41
Spyros permaneció unos instantes con el teléfono en la mano. Sara presintió que algo no iba bien.
—¿Qué ocurre? —le preguntó.
—Han matado a Natán.
—¿Qué? —exclamó Yorgos—. ¡Joder!
—Yo no he tenido nada que ver —se apresuró a aclarar Spyros.
—¿Qué ha ocurrido? —preguntó Sara.
—Le han disparado; un tiro en la frente y otro en el corazón, a quemarropa. Según la policía no había signos de lucha y la puerta no estaba forzada, por lo que quienes lo hicieron debían de ser conocidos suyos.
La caja fuerte, contó Spyros, estaba abierta y sin nada de valor en el interior. Los asesinos debieron de abrirla y se llevaron lo que hubiera dentro, posiblemente, dinero, y aunque se preocuparon de limpiar cualquier rastro, dejaron una huella parcial en el disco de la combinación y eso fue suficiente para que la policía científica de Atenas descubriese la identidad de uno de ellos y localizara a su cómplice.
—Son dos albanokosovares, Namik H. y Zoran K., que fueron detenidos cuando intentaban salir del país —contó Spyros—. La policía supone que se trata de un ajuste de cuentas por alguno de los muchos negocios sucios de Natán.
—Pero nosotros sabemos que eso no es así —apostilló Sara.
—Los que lo han matado debían de ser dos sicarios contratados para que acabaran con nosotros, pero algo debió de salirle mal y ha sido el propio Natán el que lo ha pagado. Y si os estáis preguntando si lo siento, la respuesta es no, no lo siento en absoluto…, pero sí me preocupa, porque no sé si por ahí quedará algún otro asesino a sueldo con intenciones de mandarnos al otro barrio.
—Puede que algún esbirro de los Siervos del Tabernáculo —apuntó Yorgos.
—Es bastante probable —admitió Spyros.
—Ya hay demasiados muertos detrás de esta historia —consideró Sara—. Tal vez deberíamos deshacernos del tesoro, es un arma demasiado peligrosa para guardarla nosotros.
—¿Deshacernos? —se extrañó Yorgos por la inesperada propuesta de Sara.
—Sí, deshacernos de él. ¿Es que vamos a tener que pasarnos la vida expuestos a que en cualquier momento nos peguen un tiro? Todo tiene un límite y yo no estoy dispuesta a traspasarlo porque no entra en mis planes vivir de ese modo.
—Tampoco en los míos —dijo Yorgos—, pero, ¿cómo vamos a hacerlo?
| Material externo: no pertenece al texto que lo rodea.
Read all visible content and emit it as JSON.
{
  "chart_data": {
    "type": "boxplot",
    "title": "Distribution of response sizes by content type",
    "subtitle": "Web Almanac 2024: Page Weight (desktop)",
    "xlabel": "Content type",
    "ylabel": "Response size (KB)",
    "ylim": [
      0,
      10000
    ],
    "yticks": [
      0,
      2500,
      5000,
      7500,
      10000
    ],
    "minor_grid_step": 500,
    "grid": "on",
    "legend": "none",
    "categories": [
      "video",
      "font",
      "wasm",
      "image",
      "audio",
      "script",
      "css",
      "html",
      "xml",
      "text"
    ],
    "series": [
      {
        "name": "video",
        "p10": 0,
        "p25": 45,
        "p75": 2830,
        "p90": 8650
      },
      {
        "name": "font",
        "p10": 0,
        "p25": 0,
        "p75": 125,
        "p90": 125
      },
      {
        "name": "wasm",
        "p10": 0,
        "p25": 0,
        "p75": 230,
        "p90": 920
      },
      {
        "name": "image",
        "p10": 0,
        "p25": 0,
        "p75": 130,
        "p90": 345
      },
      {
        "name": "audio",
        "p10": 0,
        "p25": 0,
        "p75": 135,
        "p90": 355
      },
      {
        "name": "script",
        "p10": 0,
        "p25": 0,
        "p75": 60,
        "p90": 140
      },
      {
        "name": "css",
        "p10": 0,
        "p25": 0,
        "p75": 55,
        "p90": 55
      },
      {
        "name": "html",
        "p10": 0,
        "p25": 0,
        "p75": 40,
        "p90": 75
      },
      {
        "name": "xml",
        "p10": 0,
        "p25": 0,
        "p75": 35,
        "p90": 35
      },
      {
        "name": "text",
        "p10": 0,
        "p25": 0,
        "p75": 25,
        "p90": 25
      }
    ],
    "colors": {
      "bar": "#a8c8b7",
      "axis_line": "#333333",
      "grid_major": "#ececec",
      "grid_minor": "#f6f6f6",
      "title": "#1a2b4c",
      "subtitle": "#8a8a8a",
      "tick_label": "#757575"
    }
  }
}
—No lo sé —repuso Sara—. Nosotros hemos destapado la caja de los truenos y a nosotros nos toca taparla de nuevo y de modo seguro para que no haya más ruido. Hay que hacerlo desaparecer para siempre y hay que hacerlo de modo que parezca que nunca ha existido, que es pura invención. No nos queda otra salida —afirmó con energía.
—No es disparatado —admitió Spyros—. El maldito cofre ya huele demasiado a sangre. Tal vez yo pueda hacer algo. Dadme un poco de tiempo, unos días.
—¿Y mientras tanto qué hacemos? —preguntó Yorgos—. Pueden estar esperándonos en cualquier esquina para darnos un tiro, esos tipos no se andan con bromas.
—Tendremos que extremar las precauciones. Dejadlo en mis manos.
—¿Qué piensas hacer? —inquirió Sara. Spyros no contestó.
Era un asunto delicado. Un error de cálculo y el frágil equilibrio existente en Jerusalén entre las comunidades judía y musulmana podría romperse. Los tres sabían que los Siervos del Tabernáculo pretendían levantar el tercer Templo de Jerusalén en la explanada de las mezquitas, una injustificable provocación a la población árabe que desembocaría en un sangriento choque. La retrógrada y peligrosa ideología ultraortodoxa de la secta de los Siervos era ya de por sí un verdadero peligro para la convivencia, pero si el contenido del cofre acababa en sus manos, eso les daría la excusa que necesitaban para prender la mecha y hacer saltar por los aires el polvorín. Por ello era preciso encontrar cuanto antes un lugar seguro para ocultarlo y a alguien que quisiera encargarse de su custodia.